O que prevê o projeto e qual é seu objetivo?
O novo imposto sobre serviços online
Impactos sobre o consumidor
Desafios técnicos e críticas ao projeto
O futuro da regulação e os caminhos para o Brasil
1. O que prevê o projeto e qual é seu objetivo?
A justificativa do PLP 153/2025 parte de um diagnóstico de que o Brasil vive em “subordinação digital”, dependente de estruturas externas para operar na internet. O objetivo declarado é, portanto, fortalecer a soberania nacional. Para isso, o projeto prevê que os recursos de um novo imposto sejam usados para universalizar o acesso à internet de alta velocidade e, principalmente, para criar dois instrumentos centrais: uma rede de satélites de baixa órbita (LEO), similar à Starlink da SpaceX, e uma autoridade brasileira para gerir protocolos da internet, como IPs e DNS.
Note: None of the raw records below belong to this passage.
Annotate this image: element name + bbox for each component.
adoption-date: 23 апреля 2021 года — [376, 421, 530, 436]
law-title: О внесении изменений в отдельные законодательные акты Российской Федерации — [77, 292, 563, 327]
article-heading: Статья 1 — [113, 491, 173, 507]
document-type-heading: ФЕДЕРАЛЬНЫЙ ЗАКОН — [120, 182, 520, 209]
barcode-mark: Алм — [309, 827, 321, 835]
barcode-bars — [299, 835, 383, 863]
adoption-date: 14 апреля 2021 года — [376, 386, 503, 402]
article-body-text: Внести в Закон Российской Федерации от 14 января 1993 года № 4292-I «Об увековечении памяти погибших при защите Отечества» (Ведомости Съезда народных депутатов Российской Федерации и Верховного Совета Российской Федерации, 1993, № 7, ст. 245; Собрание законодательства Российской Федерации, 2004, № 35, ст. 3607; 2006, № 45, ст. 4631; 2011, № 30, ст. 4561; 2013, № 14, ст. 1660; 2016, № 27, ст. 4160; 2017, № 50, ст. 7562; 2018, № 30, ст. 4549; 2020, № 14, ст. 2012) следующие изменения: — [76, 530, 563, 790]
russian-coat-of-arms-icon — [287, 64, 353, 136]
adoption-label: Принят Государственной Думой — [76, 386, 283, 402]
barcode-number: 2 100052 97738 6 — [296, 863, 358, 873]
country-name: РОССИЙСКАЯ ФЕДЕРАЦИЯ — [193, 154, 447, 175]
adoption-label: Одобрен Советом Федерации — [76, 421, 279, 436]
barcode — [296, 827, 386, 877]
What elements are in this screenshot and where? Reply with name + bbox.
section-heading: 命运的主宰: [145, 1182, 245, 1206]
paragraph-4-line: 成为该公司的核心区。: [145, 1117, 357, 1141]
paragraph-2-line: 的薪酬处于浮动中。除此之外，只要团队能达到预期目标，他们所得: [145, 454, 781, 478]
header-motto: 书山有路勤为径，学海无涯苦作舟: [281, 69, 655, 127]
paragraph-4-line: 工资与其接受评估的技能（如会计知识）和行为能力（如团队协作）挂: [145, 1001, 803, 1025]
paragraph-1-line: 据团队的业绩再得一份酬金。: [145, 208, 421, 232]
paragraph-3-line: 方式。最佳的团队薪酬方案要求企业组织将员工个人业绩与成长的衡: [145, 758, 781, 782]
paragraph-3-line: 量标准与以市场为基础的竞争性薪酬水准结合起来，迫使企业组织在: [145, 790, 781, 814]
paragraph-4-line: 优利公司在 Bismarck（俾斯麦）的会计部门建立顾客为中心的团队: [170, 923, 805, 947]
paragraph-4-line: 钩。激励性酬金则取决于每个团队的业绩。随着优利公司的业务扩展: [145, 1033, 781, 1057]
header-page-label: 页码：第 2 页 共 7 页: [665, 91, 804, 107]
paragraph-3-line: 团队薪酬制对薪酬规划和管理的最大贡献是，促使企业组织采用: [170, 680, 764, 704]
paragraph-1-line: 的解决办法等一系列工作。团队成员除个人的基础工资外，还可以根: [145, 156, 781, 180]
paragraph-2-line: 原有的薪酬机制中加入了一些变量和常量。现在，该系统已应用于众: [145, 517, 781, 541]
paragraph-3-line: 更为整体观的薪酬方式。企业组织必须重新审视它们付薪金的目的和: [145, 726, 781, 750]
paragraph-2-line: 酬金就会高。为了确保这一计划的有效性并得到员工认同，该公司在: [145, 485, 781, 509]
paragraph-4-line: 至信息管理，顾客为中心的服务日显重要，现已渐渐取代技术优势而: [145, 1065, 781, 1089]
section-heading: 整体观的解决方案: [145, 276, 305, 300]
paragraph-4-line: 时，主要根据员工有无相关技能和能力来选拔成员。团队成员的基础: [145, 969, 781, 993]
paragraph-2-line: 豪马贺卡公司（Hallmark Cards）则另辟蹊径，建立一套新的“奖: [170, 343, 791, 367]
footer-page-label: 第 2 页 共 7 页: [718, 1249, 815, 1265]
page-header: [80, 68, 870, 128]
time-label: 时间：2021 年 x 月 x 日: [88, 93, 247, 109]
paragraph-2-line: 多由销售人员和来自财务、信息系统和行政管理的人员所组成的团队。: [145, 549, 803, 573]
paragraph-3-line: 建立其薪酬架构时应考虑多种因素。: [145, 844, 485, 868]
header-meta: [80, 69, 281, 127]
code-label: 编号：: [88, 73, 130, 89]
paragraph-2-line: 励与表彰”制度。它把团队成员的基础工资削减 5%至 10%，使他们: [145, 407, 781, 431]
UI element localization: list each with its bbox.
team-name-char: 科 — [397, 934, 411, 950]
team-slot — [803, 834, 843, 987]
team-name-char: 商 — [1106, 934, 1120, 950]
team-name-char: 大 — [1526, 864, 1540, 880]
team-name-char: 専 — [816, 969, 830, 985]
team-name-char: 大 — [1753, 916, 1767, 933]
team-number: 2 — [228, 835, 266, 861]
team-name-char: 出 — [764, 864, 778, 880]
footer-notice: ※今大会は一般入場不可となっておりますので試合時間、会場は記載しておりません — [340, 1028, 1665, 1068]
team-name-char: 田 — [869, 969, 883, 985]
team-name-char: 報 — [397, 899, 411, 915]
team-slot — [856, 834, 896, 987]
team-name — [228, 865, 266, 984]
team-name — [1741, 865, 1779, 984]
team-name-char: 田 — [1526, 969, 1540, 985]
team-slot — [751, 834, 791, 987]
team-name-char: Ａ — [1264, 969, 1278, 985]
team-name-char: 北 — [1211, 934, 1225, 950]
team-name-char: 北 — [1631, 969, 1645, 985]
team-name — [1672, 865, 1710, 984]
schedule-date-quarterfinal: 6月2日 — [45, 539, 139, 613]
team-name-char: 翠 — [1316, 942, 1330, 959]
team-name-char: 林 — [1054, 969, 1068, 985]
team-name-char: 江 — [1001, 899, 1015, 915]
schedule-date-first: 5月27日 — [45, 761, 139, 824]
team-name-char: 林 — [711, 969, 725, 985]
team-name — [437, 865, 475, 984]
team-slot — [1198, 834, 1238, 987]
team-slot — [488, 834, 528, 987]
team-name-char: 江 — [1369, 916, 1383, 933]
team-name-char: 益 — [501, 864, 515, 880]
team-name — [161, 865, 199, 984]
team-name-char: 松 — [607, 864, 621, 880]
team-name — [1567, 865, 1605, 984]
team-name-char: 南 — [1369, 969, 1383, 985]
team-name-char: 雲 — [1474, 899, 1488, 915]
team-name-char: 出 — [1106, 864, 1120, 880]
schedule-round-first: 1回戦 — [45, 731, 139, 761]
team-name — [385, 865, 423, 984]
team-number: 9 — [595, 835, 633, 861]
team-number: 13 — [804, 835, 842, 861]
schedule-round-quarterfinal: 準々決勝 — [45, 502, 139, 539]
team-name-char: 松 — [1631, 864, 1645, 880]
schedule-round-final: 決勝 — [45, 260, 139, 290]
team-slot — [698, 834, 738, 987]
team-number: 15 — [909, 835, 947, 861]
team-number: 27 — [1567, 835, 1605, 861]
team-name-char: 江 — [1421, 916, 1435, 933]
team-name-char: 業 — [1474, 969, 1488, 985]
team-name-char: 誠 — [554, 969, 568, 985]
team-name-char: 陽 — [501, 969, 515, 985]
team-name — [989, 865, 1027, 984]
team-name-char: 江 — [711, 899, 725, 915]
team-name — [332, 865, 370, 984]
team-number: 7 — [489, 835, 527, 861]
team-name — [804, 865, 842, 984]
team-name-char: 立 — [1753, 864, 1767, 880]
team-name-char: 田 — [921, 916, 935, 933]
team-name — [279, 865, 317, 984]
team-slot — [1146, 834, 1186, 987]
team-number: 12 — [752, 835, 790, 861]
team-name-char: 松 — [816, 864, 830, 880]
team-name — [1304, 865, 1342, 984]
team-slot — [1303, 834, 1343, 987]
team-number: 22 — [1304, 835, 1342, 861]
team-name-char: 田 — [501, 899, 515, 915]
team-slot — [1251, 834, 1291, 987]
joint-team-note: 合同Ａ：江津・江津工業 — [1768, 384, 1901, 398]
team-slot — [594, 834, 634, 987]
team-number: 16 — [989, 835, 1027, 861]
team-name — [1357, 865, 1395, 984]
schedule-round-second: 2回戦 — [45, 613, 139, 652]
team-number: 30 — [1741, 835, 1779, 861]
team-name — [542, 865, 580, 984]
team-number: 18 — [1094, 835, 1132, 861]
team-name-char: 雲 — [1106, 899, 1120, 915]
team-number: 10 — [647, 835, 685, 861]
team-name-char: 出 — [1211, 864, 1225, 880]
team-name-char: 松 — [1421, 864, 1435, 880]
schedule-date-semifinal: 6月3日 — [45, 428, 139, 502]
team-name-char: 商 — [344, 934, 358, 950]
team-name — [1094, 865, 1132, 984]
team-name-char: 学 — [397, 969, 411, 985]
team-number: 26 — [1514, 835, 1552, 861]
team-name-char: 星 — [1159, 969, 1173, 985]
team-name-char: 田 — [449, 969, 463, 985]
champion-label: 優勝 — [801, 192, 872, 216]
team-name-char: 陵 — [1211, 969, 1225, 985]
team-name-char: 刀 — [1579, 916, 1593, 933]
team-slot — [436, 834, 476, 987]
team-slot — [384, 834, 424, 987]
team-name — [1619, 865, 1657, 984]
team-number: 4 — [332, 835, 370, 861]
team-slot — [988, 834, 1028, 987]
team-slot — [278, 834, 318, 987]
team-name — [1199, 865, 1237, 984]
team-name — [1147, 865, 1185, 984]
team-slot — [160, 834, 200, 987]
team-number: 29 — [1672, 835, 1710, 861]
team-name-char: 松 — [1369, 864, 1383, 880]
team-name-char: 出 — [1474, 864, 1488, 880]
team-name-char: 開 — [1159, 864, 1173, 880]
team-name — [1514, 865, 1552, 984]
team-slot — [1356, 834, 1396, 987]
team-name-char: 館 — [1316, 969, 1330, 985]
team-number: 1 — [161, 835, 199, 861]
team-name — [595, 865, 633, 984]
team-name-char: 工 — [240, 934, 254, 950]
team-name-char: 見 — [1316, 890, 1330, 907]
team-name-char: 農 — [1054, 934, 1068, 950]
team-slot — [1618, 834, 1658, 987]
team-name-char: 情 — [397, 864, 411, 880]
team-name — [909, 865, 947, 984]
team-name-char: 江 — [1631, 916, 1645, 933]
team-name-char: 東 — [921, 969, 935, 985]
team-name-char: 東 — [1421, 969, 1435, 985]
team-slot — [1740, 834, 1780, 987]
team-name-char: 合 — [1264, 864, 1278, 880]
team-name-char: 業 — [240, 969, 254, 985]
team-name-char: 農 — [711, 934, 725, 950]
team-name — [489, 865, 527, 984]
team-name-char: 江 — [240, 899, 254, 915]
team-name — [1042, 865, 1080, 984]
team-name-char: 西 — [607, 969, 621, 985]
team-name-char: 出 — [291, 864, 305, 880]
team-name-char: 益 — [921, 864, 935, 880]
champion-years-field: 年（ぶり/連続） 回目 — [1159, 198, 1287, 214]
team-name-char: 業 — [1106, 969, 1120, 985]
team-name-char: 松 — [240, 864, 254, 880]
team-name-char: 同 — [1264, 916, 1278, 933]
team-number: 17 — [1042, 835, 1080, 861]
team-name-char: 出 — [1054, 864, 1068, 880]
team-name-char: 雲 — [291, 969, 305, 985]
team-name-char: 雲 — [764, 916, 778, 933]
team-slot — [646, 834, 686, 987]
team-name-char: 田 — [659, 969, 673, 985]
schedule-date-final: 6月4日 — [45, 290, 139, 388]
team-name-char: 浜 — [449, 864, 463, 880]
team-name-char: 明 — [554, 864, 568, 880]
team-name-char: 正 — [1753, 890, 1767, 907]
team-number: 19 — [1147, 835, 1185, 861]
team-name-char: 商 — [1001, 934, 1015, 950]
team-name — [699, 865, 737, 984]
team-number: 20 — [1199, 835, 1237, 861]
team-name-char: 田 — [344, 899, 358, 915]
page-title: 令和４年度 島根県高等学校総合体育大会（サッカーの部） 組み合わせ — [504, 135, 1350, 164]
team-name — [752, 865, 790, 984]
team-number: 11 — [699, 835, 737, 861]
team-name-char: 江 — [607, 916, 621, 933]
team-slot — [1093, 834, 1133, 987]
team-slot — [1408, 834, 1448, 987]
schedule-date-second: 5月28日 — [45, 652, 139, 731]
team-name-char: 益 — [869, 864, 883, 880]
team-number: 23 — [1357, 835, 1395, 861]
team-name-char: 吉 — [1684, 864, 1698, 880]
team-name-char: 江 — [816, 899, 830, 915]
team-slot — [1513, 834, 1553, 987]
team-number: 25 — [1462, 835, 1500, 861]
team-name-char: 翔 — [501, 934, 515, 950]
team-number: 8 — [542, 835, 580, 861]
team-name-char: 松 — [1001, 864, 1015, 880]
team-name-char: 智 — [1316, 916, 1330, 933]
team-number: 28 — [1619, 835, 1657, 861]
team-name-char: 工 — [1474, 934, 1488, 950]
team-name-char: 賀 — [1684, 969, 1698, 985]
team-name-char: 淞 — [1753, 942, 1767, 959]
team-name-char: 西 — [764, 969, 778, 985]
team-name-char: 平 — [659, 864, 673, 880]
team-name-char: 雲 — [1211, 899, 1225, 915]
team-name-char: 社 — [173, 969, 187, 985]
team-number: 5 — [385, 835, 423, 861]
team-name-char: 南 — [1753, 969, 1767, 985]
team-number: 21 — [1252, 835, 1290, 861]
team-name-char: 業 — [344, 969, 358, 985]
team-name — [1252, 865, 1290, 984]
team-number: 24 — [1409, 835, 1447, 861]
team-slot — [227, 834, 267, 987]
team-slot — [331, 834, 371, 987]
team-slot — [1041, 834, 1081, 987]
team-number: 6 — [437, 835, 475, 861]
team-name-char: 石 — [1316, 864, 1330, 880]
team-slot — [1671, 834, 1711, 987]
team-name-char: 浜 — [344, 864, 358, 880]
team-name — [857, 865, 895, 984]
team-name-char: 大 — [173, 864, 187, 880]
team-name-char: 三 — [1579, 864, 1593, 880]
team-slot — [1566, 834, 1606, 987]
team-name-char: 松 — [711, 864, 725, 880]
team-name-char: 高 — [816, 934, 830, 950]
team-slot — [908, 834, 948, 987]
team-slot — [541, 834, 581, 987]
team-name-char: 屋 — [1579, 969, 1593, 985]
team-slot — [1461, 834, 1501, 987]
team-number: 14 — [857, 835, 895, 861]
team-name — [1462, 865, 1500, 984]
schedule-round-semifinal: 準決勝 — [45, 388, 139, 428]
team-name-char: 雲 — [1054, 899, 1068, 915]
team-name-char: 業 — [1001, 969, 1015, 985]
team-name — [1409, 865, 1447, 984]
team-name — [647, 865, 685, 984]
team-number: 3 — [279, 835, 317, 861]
No entanto, para o diretor de tecnologia Thiago Ayub, a proposta parte de premissas equivocadas. “Vejo que o objetivo é resolver um diagnóstico errôneo de falta inclusão digital e um diagnóstico errôneo de falta de soberania digital. O projeto não se presta a resolver esses dois problemas”, afirma. Segundo dados do IBGE de 2024 citados por Ayub, com 94% dos lares brasileiros já com acesso à internet, os 6% restantes poderiam ser atendidos com soluções mais baratas do que uma constelação estatal de satélites.
A proposta busca um Brasil mais conectado através de satélites
Divulgação/E-Space
Do ponto de vista jurídico, a ambição do projeto também gera questionamentos. O advogado Alexander Coelho o descreve como um “paradoxo”, pois, embora busque fortalecer a autonomia, o mecanismo escolhido “tensiona pilares do Marco Civil da Internet e pode gerar insegurança jurídica”. Segundo Coelho, a proposta caminha na fronteira entre a busca legítima por soberania e o risco de um controle estatal excessivo sobre a rede, o que exige uma análise cautelosa.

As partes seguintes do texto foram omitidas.